In [1]:


# Notes from weeks 3 and 4 of https://www.coursera.org/learn/convolutional-neural-networks/lecture/nEeJM/object-localization

# to make: 
# apply pre-trained YOLO to a few family Australia photos
# apply pre-trained U-Net to Australia photos
# YOLO with transfer learning applied to some data (could it learn to identify faces? - it's only one class)
# get pre-trained siamese for facial verification, and transfer with new photos of fam



### to identify photos of the same thing from a large pool of photos:
# 1) (maybe - this might eliminate useful information) use YOLO or similar to do object detection and crop image to
# only have object of interest
# (If don't crop image might at least want to make it so the object of interest is in the centre of the image
# so that's consistent across all images: could use YOLO's output for that too)
# 2) train siamese network to recognise when two images are of the same thing, and when they aren't
# Usual things apply: training data of same distribution and balance as real-world data, etc
# Ideally would have multiple images of each item from different angles
# (could then make my own augmentations from there, eg: changing light/tone/rotation/mirror/etc of image)
# If can't identify similar images with high confidence, could at least assign a probability
# which could be combined with other information in Bayes Net to give a final score




# some views on training sizes needed per class:
# https://stackoverflow.com/questions/55356982/how-many-imagesminimum-should-be-there-in-each-classes-for-training-yolo




import numpy as np




In [3]:
# Cell 1
# detection problem: where you have multiple objects in image and want to localise (get bounding box) for all of them


# to get bounding box:
# penultimate layer feeds into classification softmax layer, and also into a layer which 
# predicts a bounding box (or maybe combines them both, as per the vectors feeding into the loss func
# defined below)

# (0,0) is top left; (1,1) is bottom left
# Bounding box prediction takes the form of 4 values:
# bx, by (mid of rect coords); bw (width of rect); bh (height of rect)

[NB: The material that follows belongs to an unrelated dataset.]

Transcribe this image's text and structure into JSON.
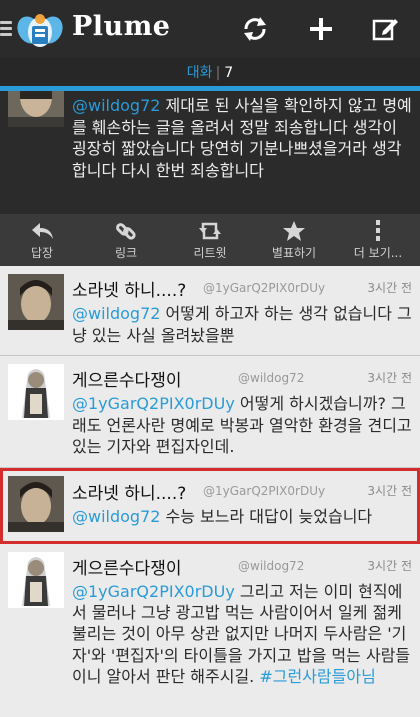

# Y (vector to predict) for single value with 4 possible classification values 
# (of which 1 is 'nothing there') has 8 values:
# Pc (prob anything other than 'nothing' is there)
# bx by bw bh
# c1, c2, c3 (probs assigned to each of the not-nothing classifications)

# if Pc = 'nothing there', then dont care about all other values. Think they aren't evaluated in the loss
# function in this case (perhaps)

def mse_loss_localisation_single_object(y_hat, y):
    """input two 1d numpy arrays"""
    if y[0] == 1:           
        return np.sum(np.power(y_hat - y, 2))  # if there is something in the image: is the classification right
                                            # and how close is the bounding box
    if y[0] == 0:
        return np.power(y_hat[0] - y[0], 2)   # if nothing in image then only evaluate this 
    




In [None]:
# landmark detection: return x and y coords of something interesting in an image
# can modify NN to do that by adding two more values to output vector, presumably
# with an extra value to tell you if the object of interest is present at all (eg: something
# to tell you where nose and eyes are on pictures of people, and 1+ images have no faces in them
# so add term for whether face is present or not)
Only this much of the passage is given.